How can BAC experiments prove that they got dark matter? No At least by themselves. Even if they get a new type of undetectable particles, they will have to cooperate with at least one more experiment that can verify whether dark matter has actually turned out (a substance that the Universe is rich in). Mere information about the existence of some type of particles does not prove that it is these particles in the Universe that most of all. It can, like a neutrino, make up a small part of the matter of the Universe. Or none at all - if new particles are unstable (as is the case with most particles), and they will live long enough to fly unnoticed outside the BAK sensors before decaying, but small enough to disappear from the Universe shortly after the Big Bang .

In short, even if a new class of particles not detected by sensors are found at the LHC, experimenters will not be able to determine how many of these particles are in the Universe today. TANK is not intended for this.

What to do? TANK can be used to determine some properties of new particles, and to make certain assumptions. For example, in the previous section, I gave three examples of how undetectable particles can be discovered. In each case, the particles were obtained in a certain way. For example, if only these particles were generated, then after the collision a single jet was produced (Fig. 8). If particles were born from the Higgs decay, two high-energy jets from two defined quarks were obtained (Fig. 11).If they were generated during the decay of a new charged particle (Fig. 12), then this happened in the presence of a charged lepton and a charged antilepton (a charged lepton is an electron, muon, or tau). So, by observing what accompanies the new particles, and delving into the details of the missing transverse impulses, scientists can in principle create hypotheses about the nature of these new particles. They can be expressed in terms of equations that can be used to make predictions.

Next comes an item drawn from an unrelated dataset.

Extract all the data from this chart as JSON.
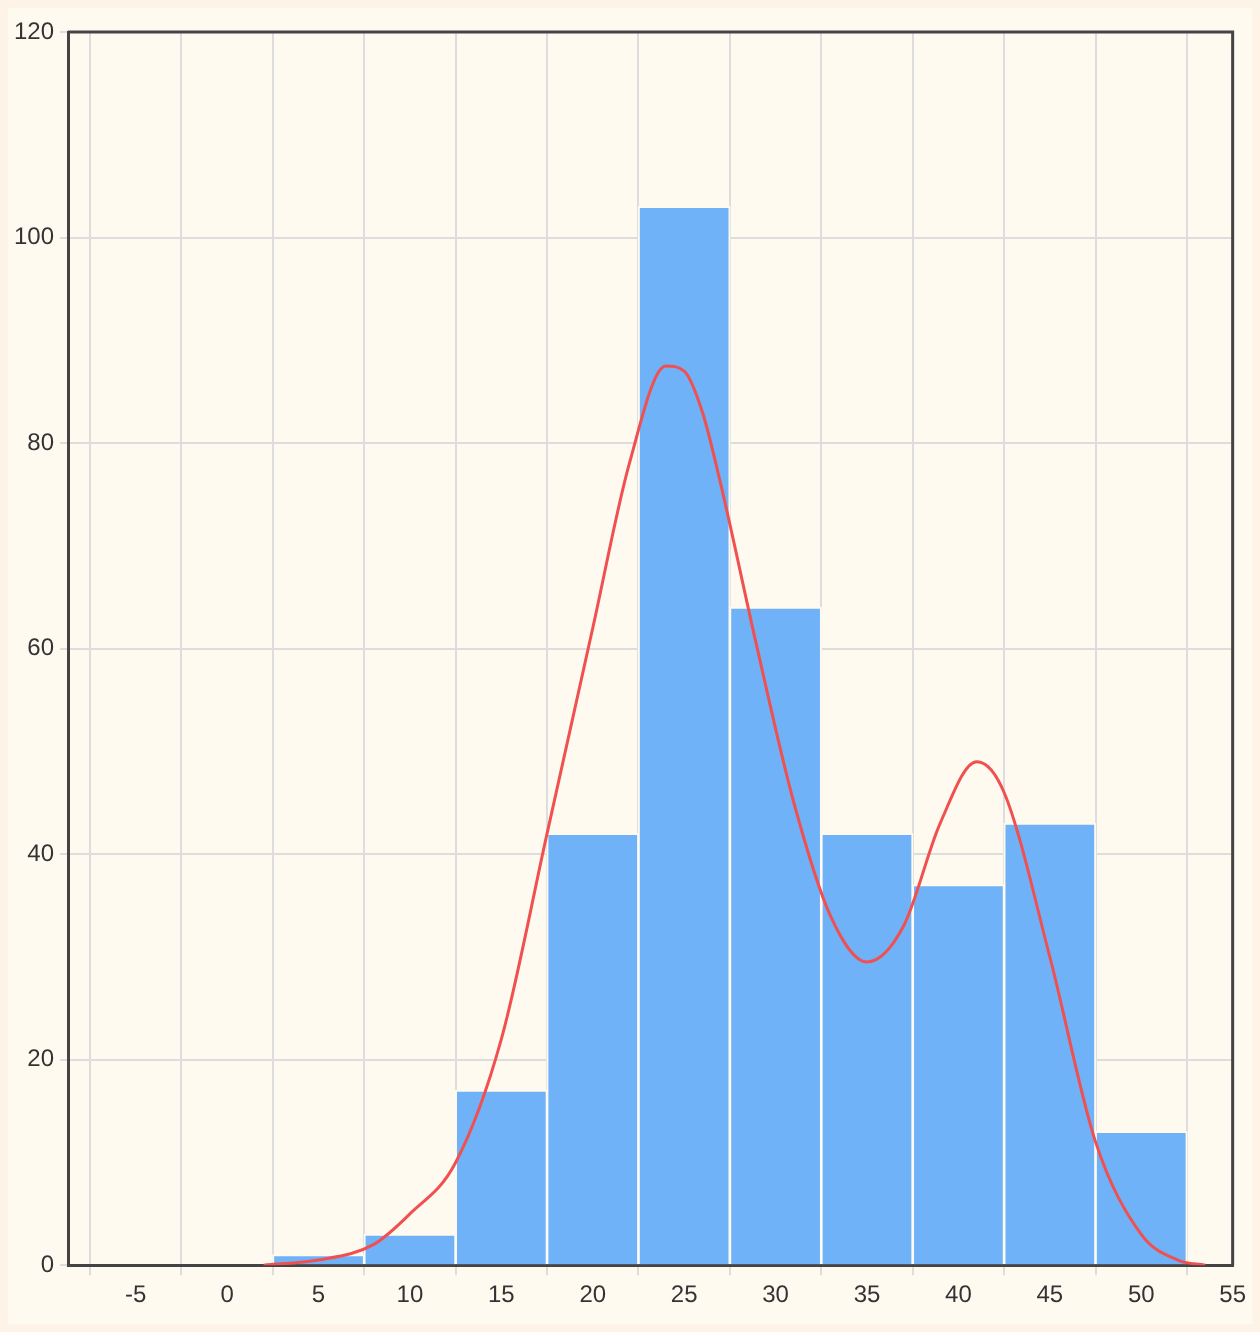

And now we are almost there. If you have a hypothesis about what a new particle is, you can ask yourself - how would dark matter behave if it consisted of particles of this type?

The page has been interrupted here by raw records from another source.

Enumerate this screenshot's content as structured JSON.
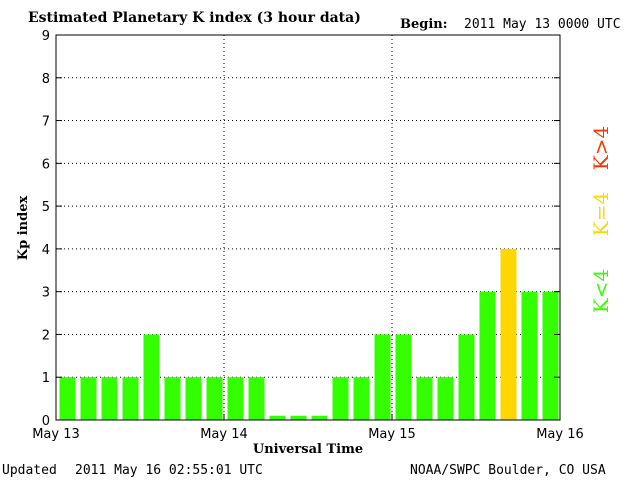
{
  "header": {
    "title": "Estimated Planetary K index (3 hour data)",
    "begin_label": "Begin:",
    "begin_value": "2011 May 13 0000 UTC"
  },
  "footer": {
    "updated_label": "Updated",
    "updated_value": "2011 May 16 02:55:01 UTC",
    "source": "NOAA/SWPC Boulder, CO USA"
  },
  "legend": [
    {
      "label": "K>4",
      "color": "#ff3300"
    },
    {
      "label": "K=4",
      "color": "#ffd700"
    },
    {
      "label": "K<4",
      "color": "#33ff00"
    }
  ],
  "chart_data": {
    "type": "bar",
    "title": "Estimated Planetary K index (3 hour data)",
    "xlabel": "Universal Time",
    "ylabel": "Kp index",
    "ylim": [
      0,
      9
    ],
    "yticks": [
      "0",
      "1",
      "2",
      "3",
      "4",
      "5",
      "6",
      "7",
      "8",
      "9"
    ],
    "xticks": [
      "May 13",
      "May 14",
      "May 15",
      "May 16"
    ],
    "grid": true,
    "values": [
      1,
      1,
      1,
      1,
      2,
      1,
      1,
      1,
      1,
      1,
      0.1,
      0.1,
      0.1,
      1,
      1,
      2,
      2,
      1,
      1,
      2,
      3,
      4,
      3,
      3
    ],
    "colors": {
      "below_4": "#33ff00",
      "equal_4": "#ffd700",
      "above_4": "#ff3300"
    }
  }
}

For example, one might ask how rarely would such particles react with ordinary matter? How much energy would remain after interactions? Knowing how much dark matter is in the universe, one can predict how often underground experiments, like LUX, XENON100, CDMS, etc. would receive signals of this type of dark matter. Perhaps this number is so large that the hypothesis has already been disproved? Or is it so small that such signals have not yet been received, but are large enough to receive them in the foreseeable future?

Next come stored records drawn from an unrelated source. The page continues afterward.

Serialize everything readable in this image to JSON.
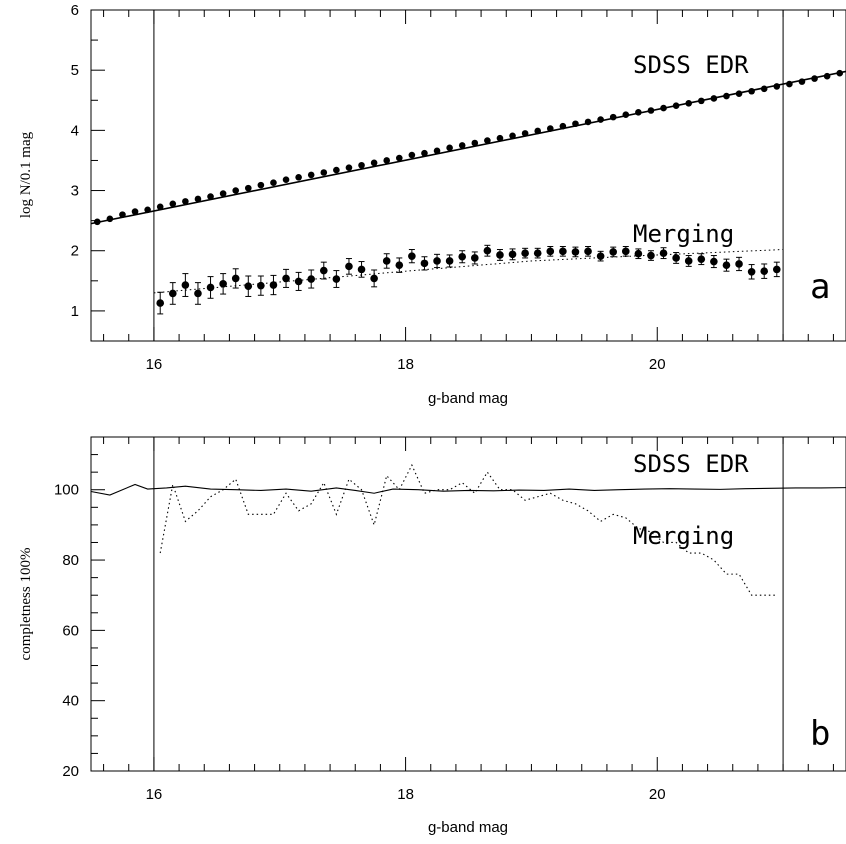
{
  "chart_data": [
    {
      "type": "scatter",
      "panel": "a",
      "xlabel": "g-band mag",
      "ylabel": "log N/0.1 mag",
      "xlim": [
        15.5,
        21.5
      ],
      "ylim": [
        0.5,
        6
      ],
      "xticks": [
        16,
        18,
        20
      ],
      "yticks": [
        1,
        2,
        3,
        4,
        5,
        6
      ],
      "vlines": [
        16,
        21
      ],
      "annotations": {
        "sdss": "SDSS EDR",
        "merging": "Merging",
        "panel": "a"
      },
      "series": [
        {
          "name": "SDSS EDR",
          "x": [
            15.55,
            15.65,
            15.75,
            15.85,
            15.95,
            16.05,
            16.15,
            16.25,
            16.35,
            16.45,
            16.55,
            16.65,
            16.75,
            16.85,
            16.95,
            17.05,
            17.15,
            17.25,
            17.35,
            17.45,
            17.55,
            17.65,
            17.75,
            17.85,
            17.95,
            18.05,
            18.15,
            18.25,
            18.35,
            18.45,
            18.55,
            18.65,
            18.75,
            18.85,
            18.95,
            19.05,
            19.15,
            19.25,
            19.35,
            19.45,
            19.55,
            19.65,
            19.75,
            19.85,
            19.95,
            20.05,
            20.15,
            20.25,
            20.35,
            20.45,
            20.55,
            20.65,
            20.75,
            20.85,
            20.95,
            21.05,
            21.15,
            21.25,
            21.35,
            21.45
          ],
          "y": [
            2.48,
            2.53,
            2.6,
            2.65,
            2.68,
            2.73,
            2.78,
            2.82,
            2.86,
            2.9,
            2.95,
            3.0,
            3.04,
            3.09,
            3.13,
            3.18,
            3.22,
            3.26,
            3.3,
            3.34,
            3.38,
            3.42,
            3.46,
            3.5,
            3.54,
            3.59,
            3.62,
            3.66,
            3.71,
            3.75,
            3.79,
            3.83,
            3.87,
            3.91,
            3.95,
            3.99,
            4.03,
            4.07,
            4.11,
            4.14,
            4.18,
            4.22,
            4.26,
            4.3,
            4.33,
            4.37,
            4.41,
            4.45,
            4.49,
            4.53,
            4.57,
            4.61,
            4.65,
            4.69,
            4.73,
            4.77,
            4.81,
            4.86,
            4.9,
            4.95
          ],
          "err": 0.04,
          "fit_line": {
            "x": [
              15.5,
              21.5
            ],
            "y": [
              2.45,
              4.98
            ]
          }
        },
        {
          "name": "Merging",
          "x": [
            16.05,
            16.15,
            16.25,
            16.35,
            16.45,
            16.55,
            16.65,
            16.75,
            16.85,
            16.95,
            17.05,
            17.15,
            17.25,
            17.35,
            17.45,
            17.55,
            17.65,
            17.75,
            17.85,
            17.95,
            18.05,
            18.15,
            18.25,
            18.35,
            18.45,
            18.55,
            18.65,
            18.75,
            18.85,
            18.95,
            19.05,
            19.15,
            19.25,
            19.35,
            19.45,
            19.55,
            19.65,
            19.75,
            19.85,
            19.95,
            20.05,
            20.15,
            20.25,
            20.35,
            20.45,
            20.55,
            20.65,
            20.75,
            20.85,
            20.95
          ],
          "y": [
            1.13,
            1.29,
            1.43,
            1.29,
            1.39,
            1.45,
            1.54,
            1.41,
            1.42,
            1.43,
            1.54,
            1.49,
            1.53,
            1.67,
            1.53,
            1.74,
            1.69,
            1.54,
            1.83,
            1.76,
            1.91,
            1.79,
            1.83,
            1.83,
            1.9,
            1.88,
            2.0,
            1.93,
            1.94,
            1.96,
            1.96,
            1.99,
            1.99,
            1.98,
            1.99,
            1.91,
            1.98,
            1.99,
            1.95,
            1.92,
            1.96,
            1.88,
            1.83,
            1.86,
            1.82,
            1.76,
            1.78,
            1.65,
            1.66,
            1.69
          ],
          "err": [
            0.18,
            0.18,
            0.19,
            0.18,
            0.18,
            0.17,
            0.16,
            0.17,
            0.16,
            0.16,
            0.15,
            0.15,
            0.15,
            0.14,
            0.14,
            0.13,
            0.13,
            0.14,
            0.12,
            0.12,
            0.11,
            0.11,
            0.11,
            0.1,
            0.1,
            0.1,
            0.09,
            0.09,
            0.09,
            0.08,
            0.08,
            0.08,
            0.08,
            0.08,
            0.08,
            0.08,
            0.08,
            0.08,
            0.08,
            0.08,
            0.09,
            0.09,
            0.09,
            0.09,
            0.1,
            0.1,
            0.11,
            0.12,
            0.12,
            0.12
          ],
          "model_line": {
            "x": [
              16.0,
              17.0,
              18.0,
              19.0,
              20.0,
              21.0
            ],
            "y": [
              1.3,
              1.48,
              1.66,
              1.83,
              1.93,
              2.02
            ]
          }
        }
      ]
    },
    {
      "type": "line",
      "panel": "b",
      "xlabel": "g-band mag",
      "ylabel": "completness 100%",
      "xlim": [
        15.5,
        21.5
      ],
      "ylim": [
        20,
        115
      ],
      "xticks": [
        16,
        18,
        20
      ],
      "yticks": [
        20,
        40,
        60,
        80,
        100
      ],
      "vlines": [
        16,
        21
      ],
      "annotations": {
        "sdss": "SDSS EDR",
        "merging": "Merging",
        "panel": "b"
      },
      "series": [
        {
          "name": "SDSS EDR",
          "style": "solid",
          "x": [
            15.5,
            15.65,
            15.85,
            15.95,
            16.1,
            16.25,
            16.45,
            16.65,
            16.85,
            17.05,
            17.25,
            17.45,
            17.6,
            17.75,
            17.9,
            18.1,
            18.3,
            18.5,
            18.7,
            18.9,
            19.1,
            19.3,
            19.5,
            19.7,
            19.9,
            20.1,
            20.3,
            20.5,
            20.7,
            20.9,
            21.1,
            21.3,
            21.5
          ],
          "y": [
            99.5,
            98.5,
            101.5,
            100.2,
            100.5,
            101.0,
            100.2,
            100.0,
            99.8,
            100.2,
            99.6,
            100.5,
            99.8,
            99.0,
            100.2,
            100.0,
            99.6,
            99.8,
            99.7,
            99.9,
            99.8,
            100.2,
            99.8,
            100.0,
            100.2,
            100.3,
            100.2,
            100.1,
            100.3,
            100.4,
            100.5,
            100.5,
            100.6
          ]
        },
        {
          "name": "Merging",
          "style": "dotted",
          "x": [
            16.05,
            16.15,
            16.25,
            16.35,
            16.45,
            16.55,
            16.65,
            16.75,
            16.85,
            16.95,
            17.05,
            17.15,
            17.25,
            17.35,
            17.45,
            17.55,
            17.65,
            17.75,
            17.85,
            17.95,
            18.05,
            18.15,
            18.25,
            18.35,
            18.45,
            18.55,
            18.65,
            18.75,
            18.85,
            18.95,
            19.05,
            19.15,
            19.25,
            19.35,
            19.45,
            19.55,
            19.65,
            19.75,
            19.85,
            19.95,
            20.05,
            20.15,
            20.25,
            20.35,
            20.45,
            20.55,
            20.65,
            20.75,
            20.85,
            20.95
          ],
          "y": [
            82,
            101.5,
            91,
            94,
            98,
            100,
            103,
            93,
            93,
            93,
            99,
            94,
            96,
            102,
            93,
            103,
            100,
            90,
            104,
            100,
            107,
            99,
            100,
            100,
            102,
            99,
            105,
            100,
            100,
            97,
            98,
            99,
            97,
            96,
            94,
            91,
            93,
            92,
            89,
            88,
            85,
            85,
            82,
            82,
            80,
            76,
            76,
            70,
            70,
            70
          ]
        }
      ]
    }
  ]
}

Another question: what happens if these dark matter particles meet somewhere in the center of our Galaxy or in the centers of nearby dwarf galaxies? Can they annihilate and produce visible particles, such as electrons, antielectrons, antiprotons, photons (possibly in the form of gamma radiation or X-rays)? And one may wonder whether these particles have already discovered such satellites and telescopes like PAMELA, FERMI-LAT, AMS, etc., or will they not detect them in the near future?

Only if and when we get enough information from the LHC (or colliders of the future) to formulate clear hypotheses about how new particles can behave and get accurate predictions of what can be expected from new experiments, and only when new experiments confirm though one of these predictions, it will be possible to seriously say that dark matter was discovered at the LHC.

Can it happen, can it happen soon? Of course.But, as you can see, for this we must be lucky several times in a row, so that although there is nothing impossible, we should not expect it very soon. Most likely, it will take quite a long time, perhaps a decade. And if dark matter consists of particles that can not be created at the LHC, or does not consist of particles at all, or it does not exist at all - well, the LHC will not tell us. He will just be silent about this. So we do not lose hope, scientists are looking for, but it is worth practicing other approaches to solving the great mysteries of the universe.